The Talk Talk breach is one of several security breaches to have come to light  in recent months. The size and scale of these security breaches illustrates the Commissioner’s statement that companies urgently need to take stock of their cyber security arrangements.

  • Myspace: In June this year, Myspace discovered 360 million passwords and email addresses had been stolen in a hack that occurred in 2013 and these details were discovered listed on the dark web.
  •  Yahoo: In August, Yahoo discovered that at least 500 million of its accounts had been hacked in 2014. Yahoo only discovered the 2014 breach because it was investigating reports of a separate breach. The theft is the world’s biggest cyber breach so far. The data stolen included names, email addresses, telephone numbers, dates of birth and encrypted passwords.
  •  Tesco Bank: Early this month, Tesco Bank suffered a serious cyber-attack which affected 40,000 customer accounts. Money was stolen from 9,000 current accounts, forcing Tesco Bank to suspend all online transactions. Its security arrangements are currently being investigated by a number of regulatory bodies including the National Crime Agency and the ICO. However, a number of cyber security experts have indicated that its software was vulnerable and was being targeted by cyber criminals for months. Notwithstanding any fines Tesco Bank may be required to pay, it has already spent £2.5 million compensating customers for their losses. 

Practical steps for securing data

By being vigilant and proactive, companies ought to be able prevent significant security breaches and the regulatory fines and compensation payments incurred, not to mention the stigma that such breaches attract.

The following practical steps should be considered to enhance data security:

  • Updates Policy: it is good practice to have an updates policy for software which is used to process personal data and to ensure all software components are included in the policy (e.g. operating systems, applications, libraries and development frameworks);
  • Testing: regularly test and monitor online systems and software for common threats such as SQL injections;
  • Unnecessary Services: completely decommission any service that is not necessary and periodically review remaining services; and
  • Encryption: use encryption schemes to secure the communication of data across the internet.

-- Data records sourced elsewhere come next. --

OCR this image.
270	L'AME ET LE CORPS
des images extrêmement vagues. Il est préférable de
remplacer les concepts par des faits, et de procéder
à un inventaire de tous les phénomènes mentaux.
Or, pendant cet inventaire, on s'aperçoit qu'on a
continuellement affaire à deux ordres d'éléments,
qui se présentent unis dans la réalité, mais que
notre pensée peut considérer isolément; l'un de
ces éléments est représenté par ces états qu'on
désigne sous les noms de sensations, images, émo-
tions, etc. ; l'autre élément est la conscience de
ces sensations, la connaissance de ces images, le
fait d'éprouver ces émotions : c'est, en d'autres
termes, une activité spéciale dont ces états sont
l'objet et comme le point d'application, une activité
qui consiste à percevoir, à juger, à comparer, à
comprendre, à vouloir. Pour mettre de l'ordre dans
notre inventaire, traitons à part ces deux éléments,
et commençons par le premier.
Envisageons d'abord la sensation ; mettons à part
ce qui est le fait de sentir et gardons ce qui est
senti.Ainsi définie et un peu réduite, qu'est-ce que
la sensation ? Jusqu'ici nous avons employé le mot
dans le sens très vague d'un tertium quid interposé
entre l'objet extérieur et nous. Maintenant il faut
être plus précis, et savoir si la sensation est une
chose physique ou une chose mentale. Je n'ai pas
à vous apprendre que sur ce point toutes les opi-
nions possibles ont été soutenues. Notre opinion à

Higher fines under the General Data Protection Regulation (“GDPR”)

The maximum fine the ICO is currently able to award under the DPA is £500,000. The new General Data Protection Regulation (GDPR), which will have effect from May 2018, offers the ICO the potential to fine up to 20,000,000 EUR or up to 4% of annual worldwide turnover, whichever is the higher.

That’s 20m reasons for companies to review their data security policies and practices.